Redactie buitenland
De westerse steun aan de Syrische rebellen is niet verbazingwekkend. De zowel openlijke als geheime steun aan de Syrische oppositie is al veel langer aan de gang. De financiering door het Amerikaanse ministerie van Buitenlandse Zaken van Syrische oppositiepartijen en aanverwante projecten, waaronder het satellietkanaal Barada TV, dat bekendstaat om zijn antiregeringsprogramma's, is eerder al aan het licht gebracht.
De voormalige Amerikaanse president, George W. Bush, startte de geldstroom voor de Syrische oppositie na de bevriezing van de politieke banden met Damascus in 2005. Deze politiek past in de politiek van het Westen om het Midden-Oosten weer volledig onder controle te krijgen. De Arabische Lente levert vooral van het Westen afhankelijke marionettenregeringen op. De financiering werd onder president Obama gewoon voortgezet. Betere betrekkingen met de Syrische regering werden alleen in schijn nagestreefd. In januari 2011 stelde het Witte Huis weer een ambassadeur aan in Damascus. Maar alleen om de Amerikaanse invloed op de interne zaken van Damascus te versterken.

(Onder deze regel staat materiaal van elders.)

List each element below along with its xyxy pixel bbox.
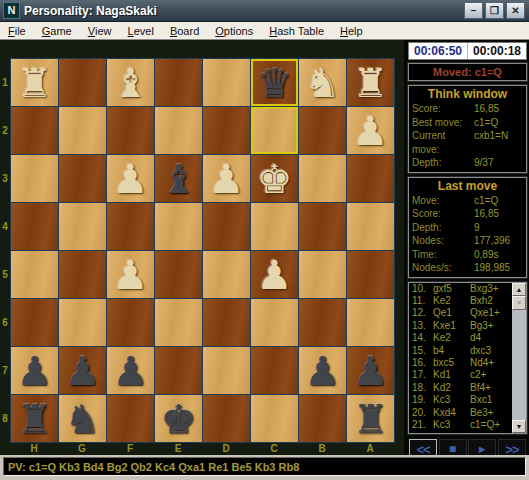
square-c3[interactable]: ♚: [251, 155, 298, 202]
app-window: N Personality: NagaSkaki – ❐ ✕ FileGameV…: [0, 0, 529, 480]
square-a6[interactable]: [347, 299, 394, 346]
move-list-row[interactable]: 12.Qe1Qxe1+: [409, 307, 526, 319]
scrollbar-thumb[interactable]: ≡: [512, 296, 526, 310]
move-number: 14.: [412, 332, 433, 344]
close-icon[interactable]: ✕: [506, 2, 525, 19]
square-h6[interactable]: [11, 299, 58, 346]
move-number: 18.: [412, 382, 433, 394]
rank-label-8: 8: [0, 394, 10, 442]
pv-line: PV: c1=Q Kb3 Bd4 Bg2 Qb2 Kc4 Qxa1 Re1 Be…: [4, 461, 299, 473]
white-move: Kc3: [433, 419, 470, 431]
last-move-title: Last move: [412, 179, 523, 194]
info-value: cxb1=N: [474, 129, 523, 156]
file-label-f: F: [106, 443, 154, 455]
square-f7[interactable]: ♟: [107, 347, 154, 394]
move-list-row[interactable]: 21.Kc3c1=Q+: [409, 419, 526, 431]
menu-item-view[interactable]: View: [80, 22, 120, 39]
white-clock: 00:06:50: [409, 43, 468, 59]
info-label: Move:: [412, 194, 474, 208]
info-label: Score:: [412, 102, 474, 116]
piece-black-pawn[interactable]: ♟: [113, 348, 149, 394]
white-move: gxf5: [433, 283, 470, 295]
square-d1[interactable]: [203, 59, 250, 106]
piece-black-rook[interactable]: ♜: [17, 396, 53, 442]
file-label-c: C: [250, 443, 298, 455]
square-g6[interactable]: [59, 299, 106, 346]
move-list[interactable]: 10.gxf5Bxg3+11.Ke2Bxh212.Qe1Qxe1+13.Kxe1…: [408, 282, 527, 434]
move-number: 20.: [412, 407, 433, 419]
menu-bar: FileGameViewLevelBoardOptionsHash TableH…: [0, 22, 529, 40]
piece-white-pawn[interactable]: ♟: [113, 156, 149, 202]
square-a4[interactable]: [347, 203, 394, 250]
square-g3[interactable]: [59, 155, 106, 202]
menu-item-file[interactable]: File: [0, 22, 34, 39]
square-e1[interactable]: [155, 59, 202, 106]
move-list-row[interactable]: 17.Kd1c2+: [409, 369, 526, 381]
square-a2[interactable]: ♟: [347, 107, 394, 154]
menu-item-options[interactable]: Options: [207, 22, 261, 39]
file-labels: HGFEDCBA: [10, 443, 395, 455]
piece-white-pawn[interactable]: ♟: [113, 252, 149, 298]
square-b2[interactable]: [299, 107, 346, 154]
right-panel: 00:06:50 00:00:18 Moved: c1=Q Think wind…: [408, 42, 527, 460]
info-value: 198,985: [474, 261, 523, 275]
info-label: Current move:: [412, 129, 474, 156]
square-e7[interactable]: [155, 347, 202, 394]
info-row: Nodes/s:198,985: [412, 261, 523, 275]
window-controls: – ❐ ✕: [464, 2, 525, 19]
info-row: Current move:cxb1=N: [412, 129, 523, 156]
square-b6[interactable]: [299, 299, 346, 346]
move-number: 19.: [412, 394, 433, 406]
status-bar-frame: PV: c1=Q Kb3 Bd4 Bg2 Qb2 Kc4 Qxa1 Re1 Be…: [0, 455, 529, 480]
file-label-d: D: [202, 443, 250, 455]
white-move: Qe1: [433, 307, 470, 319]
square-f1[interactable]: ♝: [107, 59, 154, 106]
piece-black-bishop[interactable]: ♝: [161, 156, 197, 202]
square-d7[interactable]: [203, 347, 250, 394]
square-h4[interactable]: [11, 203, 58, 250]
menu-item-hash-table[interactable]: Hash Table: [261, 22, 332, 39]
piece-white-knight[interactable]: ♞: [305, 60, 341, 106]
white-move: Ke2: [433, 332, 470, 344]
piece-white-king[interactable]: ♚: [257, 156, 293, 202]
move-list-row[interactable]: 16.bxc5Nd4+: [409, 357, 526, 369]
white-move: Kd2: [433, 382, 470, 394]
clock-panel: 00:06:50 00:00:18: [408, 42, 527, 60]
menu-item-help[interactable]: Help: [332, 22, 371, 39]
info-value: 16,85: [474, 207, 523, 221]
square-e2[interactable]: [155, 107, 202, 154]
square-b4[interactable]: [299, 203, 346, 250]
black-clock: 00:00:18: [468, 43, 526, 59]
piece-white-pawn[interactable]: ♟: [257, 252, 293, 298]
info-value: 177,396: [474, 234, 523, 248]
rank-label-3: 3: [0, 154, 10, 202]
move-list-row[interactable]: 19.Kc3Bxc1: [409, 394, 526, 406]
info-label: Nodes:: [412, 234, 474, 248]
square-b3[interactable]: [299, 155, 346, 202]
move-list-row[interactable]: 18.Kd2Bf4+: [409, 382, 526, 394]
info-label: Best move:: [412, 116, 474, 130]
info-row: Depth:9: [412, 221, 523, 235]
move-number: 15.: [412, 345, 433, 357]
info-row: Nodes:177,396: [412, 234, 523, 248]
info-label: Depth:: [412, 156, 474, 170]
info-label: Score:: [412, 207, 474, 221]
white-move: Kd1: [433, 369, 470, 381]
move-number: 13.: [412, 320, 433, 332]
info-row: Move:c1=Q: [412, 194, 523, 208]
move-number: 12.: [412, 307, 433, 319]
square-d5[interactable]: [203, 251, 250, 298]
move-list-row[interactable]: 15.b4dxc3: [409, 345, 526, 357]
move-number: 17.: [412, 369, 433, 381]
square-b5[interactable]: [299, 251, 346, 298]
square-h7[interactable]: ♟: [11, 347, 58, 394]
square-e8[interactable]: ♚: [155, 395, 202, 442]
square-b7[interactable]: ♟: [299, 347, 346, 394]
square-h8[interactable]: ♜: [11, 395, 58, 442]
square-c5[interactable]: ♟: [251, 251, 298, 298]
piece-white-bishop[interactable]: ♝: [113, 60, 149, 106]
white-move: bxc5: [433, 357, 470, 369]
info-label: Nodes/s:: [412, 261, 474, 275]
square-c8[interactable]: [251, 395, 298, 442]
piece-black-pawn[interactable]: ♟: [17, 348, 53, 394]
square-c1[interactable]: ♛: [251, 59, 298, 106]
move-number: 16.: [412, 357, 433, 369]
square-c6[interactable]: [251, 299, 298, 346]
square-c2[interactable]: [251, 107, 298, 154]
piece-white-pawn[interactable]: ♟: [209, 156, 245, 202]
think-window-title: Think window: [412, 87, 523, 102]
move-list-row[interactable]: 10.gxf5Bxg3+: [409, 283, 526, 295]
white-move: b4: [433, 345, 470, 357]
square-d8[interactable]: [203, 395, 250, 442]
app-icon: N: [3, 2, 20, 19]
board-area: 12345678 ♜♝♛♞♜♟♟♝♟♚♟♟♟♟♟♟♟♜♞♚♜ HGFEDCBA: [0, 40, 404, 455]
file-label-a: A: [346, 443, 394, 455]
file-label-h: H: [10, 443, 58, 455]
square-f2[interactable]: [107, 107, 154, 154]
move-number: 21.: [412, 419, 433, 431]
square-g2[interactable]: [59, 107, 106, 154]
last-move-panel: Last move Move:c1=QScore:16,85Depth:9Nod…: [408, 177, 527, 278]
moved-banner: Moved: c1=Q: [408, 63, 527, 81]
square-g7[interactable]: ♟: [59, 347, 106, 394]
white-move: Kc3: [433, 394, 470, 406]
move-number: 10.: [412, 283, 433, 295]
piece-white-rook[interactable]: ♜: [17, 60, 53, 106]
piece-white-rook[interactable]: ♜: [353, 60, 389, 106]
rank-label-5: 5: [0, 250, 10, 298]
square-g4[interactable]: [59, 203, 106, 250]
piece-white-pawn[interactable]: ♟: [353, 108, 389, 154]
move-list-scrollbar[interactable]: ▲ ≡ ▼: [512, 283, 526, 433]
play-icon: ►: [477, 444, 488, 455]
white-move: Kxe1: [433, 320, 470, 332]
square-a3[interactable]: [347, 155, 394, 202]
move-number: 11.: [412, 295, 433, 307]
menu-item-game[interactable]: Game: [34, 22, 80, 39]
maximize-icon[interactable]: ❐: [485, 2, 504, 19]
square-e5[interactable]: [155, 251, 202, 298]
square-e4[interactable]: [155, 203, 202, 250]
info-value: 9/37: [474, 156, 523, 170]
square-g8[interactable]: ♞: [59, 395, 106, 442]
square-f6[interactable]: [107, 299, 154, 346]
move-list-row[interactable]: 14.Ke2d4: [409, 332, 526, 344]
square-a1[interactable]: ♜: [347, 59, 394, 106]
menu-item-board[interactable]: Board: [162, 22, 207, 39]
info-label: Depth:: [412, 221, 474, 235]
file-label-g: G: [58, 443, 106, 455]
chess-board[interactable]: ♜♝♛♞♜♟♟♝♟♚♟♟♟♟♟♟♟♜♞♚♜: [10, 58, 395, 443]
stop-icon: ■: [449, 443, 456, 455]
square-a7[interactable]: ♟: [347, 347, 394, 394]
move-list-row[interactable]: 13.Kxe1Bg3+: [409, 320, 526, 332]
piece-black-knight[interactable]: ♞: [65, 396, 101, 442]
square-f4[interactable]: [107, 203, 154, 250]
think-window-panel: Think window Score:16,85Best move:c1=QCu…: [408, 85, 527, 173]
menu-item-level[interactable]: Level: [120, 22, 162, 39]
info-row: Time:0,89s: [412, 248, 523, 262]
square-c4[interactable]: [251, 203, 298, 250]
info-value: c1=Q: [474, 116, 523, 130]
move-list-row[interactable]: 20.Kxd4Be3+: [409, 407, 526, 419]
square-a8[interactable]: ♜: [347, 395, 394, 442]
status-bar: PV: c1=Q Kb3 Bd4 Bg2 Qb2 Kc4 Qxa1 Re1 Be…: [3, 457, 526, 476]
rank-label-2: 2: [0, 106, 10, 154]
square-h3[interactable]: [11, 155, 58, 202]
file-label-e: E: [154, 443, 202, 455]
square-h2[interactable]: [11, 107, 58, 154]
info-row: Depth:9/37: [412, 156, 523, 170]
rank-label-7: 7: [0, 346, 10, 394]
piece-black-pawn[interactable]: ♟: [353, 348, 389, 394]
file-label-b: B: [298, 443, 346, 455]
square-e3[interactable]: ♝: [155, 155, 202, 202]
rank-label-6: 6: [0, 298, 10, 346]
minimize-icon[interactable]: –: [464, 2, 483, 19]
square-g5[interactable]: [59, 251, 106, 298]
square-e6[interactable]: [155, 299, 202, 346]
square-b1[interactable]: ♞: [299, 59, 346, 106]
square-f5[interactable]: ♟: [107, 251, 154, 298]
rank-label-4: 4: [0, 202, 10, 250]
white-move: Kxd4: [433, 407, 470, 419]
piece-black-rook[interactable]: ♜: [353, 396, 389, 442]
square-c7[interactable]: [251, 347, 298, 394]
square-d4[interactable]: [203, 203, 250, 250]
info-row: Best move:c1=Q: [412, 116, 523, 130]
square-h1[interactable]: ♜: [11, 59, 58, 106]
rank-label-1: 1: [0, 58, 10, 106]
info-row: Score:16,85: [412, 102, 523, 116]
info-value: 9: [474, 221, 523, 235]
square-g1[interactable]: [59, 59, 106, 106]
window-title: Personality: NagaSkaki: [24, 4, 157, 18]
piece-black-queen[interactable]: ♛: [257, 60, 293, 106]
square-f8[interactable]: [107, 395, 154, 442]
move-list-row[interactable]: 11.Ke2Bxh2: [409, 295, 526, 307]
title-bar[interactable]: N Personality: NagaSkaki – ❐ ✕: [0, 0, 529, 22]
piece-black-pawn[interactable]: ♟: [305, 348, 341, 394]
square-d3[interactable]: ♟: [203, 155, 250, 202]
scrollbar-up-icon[interactable]: ▲: [512, 283, 526, 296]
info-row: Score:16,85: [412, 207, 523, 221]
square-d6[interactable]: [203, 299, 250, 346]
rank-labels: 12345678: [0, 58, 10, 442]
square-f3[interactable]: ♟: [107, 155, 154, 202]
square-d2[interactable]: [203, 107, 250, 154]
main-area: 12345678 ♜♝♛♞♜♟♟♝♟♚♟♟♟♟♟♟♟♜♞♚♜ HGFEDCBA …: [0, 40, 529, 455]
info-value: c1=Q: [474, 194, 523, 208]
square-b8[interactable]: [299, 395, 346, 442]
white-move: Ke2: [433, 295, 470, 307]
scrollbar-down-icon[interactable]: ▼: [512, 420, 526, 433]
info-value: 0,89s: [474, 248, 523, 262]
piece-black-king[interactable]: ♚: [161, 396, 197, 442]
info-label: Time:: [412, 248, 474, 262]
square-h5[interactable]: [11, 251, 58, 298]
info-value: 16,85: [474, 102, 523, 116]
square-a5[interactable]: [347, 251, 394, 298]
piece-black-pawn[interactable]: ♟: [65, 348, 101, 394]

Propagandazender Barada TV, door de Amerikanen gefinancierd, was al eerder, in april 2009, met negatieve berichtgeving begonnen, maar met berichten over 'massale demonstraties in Syrië als een campagne om het regime omver te werpen' kwam de ware aard van deze moderne 'Voice of America' pas goed aan het licht. Zogenaamde mensenrechtenorganisaties sprongen, zoals gebruikelijk onmiddellijk op deze trein en vermeldden "grote aantallen mensen gedood door de Syrische veiligheidsdiensten van president Assad" sinds de demonstraties begonnen op 18 maart 2011. Aan dit soort nieuws wordt zelfs in linkse kringen geloof gehecht. Het geweld werd, zoals gebruikelijk, uitgelokt door gewapende bendes, maar daarover werd niet bericht.

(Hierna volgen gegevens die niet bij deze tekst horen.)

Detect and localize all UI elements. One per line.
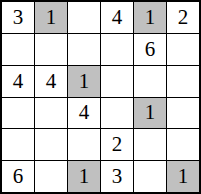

Barada TV is nauw verbonden met de 'Movement for Justice and Development', een netwerk van Syriërs in het buitenland met als basis Londen. Sinds 2006 kreeg deze groepering zes miljoen dollar om de propagandazender op te richten en voor andere anti-Assad activiteiten in Syrië. Het kanaal is genoemd naar de Barada-rivier, die door het hart van de Syrische hoofdstad Damascus stroomt. Amerikaanse diplomaten zien de leiders van deze beweging als 'liberale, moderne islamisten', ook al betreft het voormalige leden van de Moslimbroederschap.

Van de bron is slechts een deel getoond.